Não posso dar os sentimentos
não quero deles ficar privado.
Não sei se é pretexto
para pesarem tanto as elegias
ou apenas o medo da morte
o algoz injusto
feitor de vidas sempre breves
tradutor do efémero malquisto.
Os cangalheiros autoimpostos
que se entreguem
ao embalsamento a destempo
para que não sobrem nódoas
sobre a pele difamada
dos ainda vivos.
Reflexão crítica:
ao que é dado a testemunhar
das desandanças das vidas
por este andar
ainda convencem
que a morte é o menor dos custos.
Enchem-se ruas e bancadas
compram-se confettis
assobiam os foguetes
traduzem-se elogios:
vem aí a dinastia
sirenes estridentes
a precederem-na
espadaúdos espécimes
para a ordem garantirem
plumitivos histriónicos
de microfone em riste
o povo arrebanhado
em edital vocal
fatos cinzentos
discretamente exuberantes
(chiu: são dos serviços secretos
não contes o segredo)
e finalmente
a dinastia regular
do mexicanizado regime
um regime sem dieta
gordo e gordo e gordo
para prebendas distribuir
por um séquito
que alimenta
outro séquito
e mais sequitozinhos
até não sobrar vivalma
à mesa do orçamento
no banquete onde a dinastia
arrota um divino direito.
Não somos as sombras onde se escondem os escombros. Somos a lucidez, a manhã clara sem medo da chuva, a lava de onde procedem as quimeras. Somos a estatura inteira que mede o aniversário do futuro. Não somos destroços numa mordaça a vontade. Somos a maré alta de onde temos atalaia no sangue indomável.
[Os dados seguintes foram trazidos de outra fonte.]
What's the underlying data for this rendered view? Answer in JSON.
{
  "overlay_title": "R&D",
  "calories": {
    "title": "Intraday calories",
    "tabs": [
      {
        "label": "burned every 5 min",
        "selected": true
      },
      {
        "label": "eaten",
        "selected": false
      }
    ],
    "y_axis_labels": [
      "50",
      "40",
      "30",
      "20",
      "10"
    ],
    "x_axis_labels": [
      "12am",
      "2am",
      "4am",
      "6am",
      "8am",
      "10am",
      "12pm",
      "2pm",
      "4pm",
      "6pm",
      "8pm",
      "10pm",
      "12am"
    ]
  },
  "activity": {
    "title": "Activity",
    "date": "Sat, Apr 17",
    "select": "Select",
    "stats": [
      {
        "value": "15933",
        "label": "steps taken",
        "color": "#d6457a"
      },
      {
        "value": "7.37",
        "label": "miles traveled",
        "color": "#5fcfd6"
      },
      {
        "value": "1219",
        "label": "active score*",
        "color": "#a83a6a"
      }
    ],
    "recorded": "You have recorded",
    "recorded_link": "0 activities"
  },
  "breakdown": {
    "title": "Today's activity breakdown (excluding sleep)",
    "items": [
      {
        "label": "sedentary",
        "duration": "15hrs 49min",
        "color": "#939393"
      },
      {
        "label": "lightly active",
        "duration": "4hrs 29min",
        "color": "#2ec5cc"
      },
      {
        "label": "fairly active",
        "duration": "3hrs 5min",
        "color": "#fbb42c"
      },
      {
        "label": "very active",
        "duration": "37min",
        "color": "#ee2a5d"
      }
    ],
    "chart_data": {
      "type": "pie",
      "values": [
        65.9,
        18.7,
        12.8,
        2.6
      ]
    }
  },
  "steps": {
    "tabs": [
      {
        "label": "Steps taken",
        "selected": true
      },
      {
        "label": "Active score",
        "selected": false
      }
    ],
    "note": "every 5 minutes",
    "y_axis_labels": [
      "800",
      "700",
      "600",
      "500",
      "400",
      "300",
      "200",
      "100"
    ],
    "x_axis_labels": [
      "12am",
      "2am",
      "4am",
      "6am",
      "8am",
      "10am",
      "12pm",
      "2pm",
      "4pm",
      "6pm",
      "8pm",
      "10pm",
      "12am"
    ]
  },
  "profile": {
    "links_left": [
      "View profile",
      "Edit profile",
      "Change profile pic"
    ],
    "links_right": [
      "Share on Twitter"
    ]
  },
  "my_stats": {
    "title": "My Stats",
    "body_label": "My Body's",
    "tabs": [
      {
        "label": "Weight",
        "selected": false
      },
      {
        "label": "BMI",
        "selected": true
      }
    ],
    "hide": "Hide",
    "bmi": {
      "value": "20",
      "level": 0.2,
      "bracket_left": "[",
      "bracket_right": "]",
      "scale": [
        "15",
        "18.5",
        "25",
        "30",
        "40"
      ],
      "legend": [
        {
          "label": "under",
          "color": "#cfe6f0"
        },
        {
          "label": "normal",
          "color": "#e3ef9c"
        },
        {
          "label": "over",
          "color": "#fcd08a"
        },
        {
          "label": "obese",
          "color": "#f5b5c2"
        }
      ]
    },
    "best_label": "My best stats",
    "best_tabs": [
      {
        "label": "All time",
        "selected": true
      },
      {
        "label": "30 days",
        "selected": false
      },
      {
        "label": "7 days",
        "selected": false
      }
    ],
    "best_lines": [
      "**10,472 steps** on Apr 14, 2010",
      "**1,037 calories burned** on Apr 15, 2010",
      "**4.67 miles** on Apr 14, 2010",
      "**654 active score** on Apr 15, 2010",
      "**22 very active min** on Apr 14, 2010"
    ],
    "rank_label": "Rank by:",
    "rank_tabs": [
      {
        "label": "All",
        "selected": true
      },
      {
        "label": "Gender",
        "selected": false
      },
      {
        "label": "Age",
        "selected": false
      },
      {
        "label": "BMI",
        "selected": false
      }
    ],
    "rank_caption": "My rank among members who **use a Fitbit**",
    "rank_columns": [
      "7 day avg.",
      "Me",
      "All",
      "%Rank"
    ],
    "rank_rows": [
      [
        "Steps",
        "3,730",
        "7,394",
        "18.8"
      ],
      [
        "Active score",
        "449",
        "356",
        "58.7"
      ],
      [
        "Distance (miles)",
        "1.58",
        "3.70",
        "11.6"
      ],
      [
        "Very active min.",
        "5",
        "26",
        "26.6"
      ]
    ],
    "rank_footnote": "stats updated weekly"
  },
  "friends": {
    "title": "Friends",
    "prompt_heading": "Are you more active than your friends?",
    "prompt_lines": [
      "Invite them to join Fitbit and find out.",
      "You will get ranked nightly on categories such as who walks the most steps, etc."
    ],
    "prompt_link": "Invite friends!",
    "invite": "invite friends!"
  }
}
A desinquietação com dedos mágicos por cima, uma feitoria sem embaixadores de medo, nós, o peito pleno em vez de bandeiras, o hino desconhecido dos outros, nós.
É desta extorsão de mim
que arrebato
o crepúsculo haurido.
As mãos suadas extraem da terra
os sorrisos propedêuticos
as limalhas atiradas ao acaso
contra os olhos ilhéus
dos operários.
O que dizer
destes dias circenses
em que muitos se disfarçam deles próprios
fingindo
que se orquestram na finitude sem regaço?
Ah!
o estipêndio joga-se em tabuleiros luxuosos
e são mãos sem rosto
que esfregam dedos extasiados
e esperam
com a ilusão dos desenganados
que seja sua a sorte vez
eles que nem sabem
do princípio geral da corrupção.
Os bichos remoem-se
indiferentes
numa gesta improvável
no cesto onde se guardam as frutas
no berço onde gastas se aprendem palavras
contra o fundo poço onde se escondem silêncios.
A combustão sobe a palco
altiva
pergunta quem quer um tumulto de graça
não sem desaprender a graça avinagrada
o sempre distante braço de ferro
que se indispõe
contra abastados fornecedores de esperanças.
Prossigo a pauta dos dias
eu que continuo a não saber ler música
e persigo vultos que seguem de rastos
como se lambessem a lama
e depois a bolçassem sobre os distraídos.
Prossigo
que as demandas se consultam na escuridão
intérpretes da alergia à simpatia gasta
antes preferindo cozinhar as sumptuosas farsas
sozinho no epicentro da periferia
roendo as unhas vestidas de cal
dizendo em apenas murmúrios
um dó-ré-mi apalavrado
no sofá dos aristocratas.
E se em sonhos me dissolvi
foi porque me esqueci de dormir
escondido na vela hirsuta de um velho veleiro
em mares de nomes que não sei
empunhando o sabre apodrecido
como convém
a um apátrida de guerras
magnificamente condoído na estatura meã
de tudo à volta.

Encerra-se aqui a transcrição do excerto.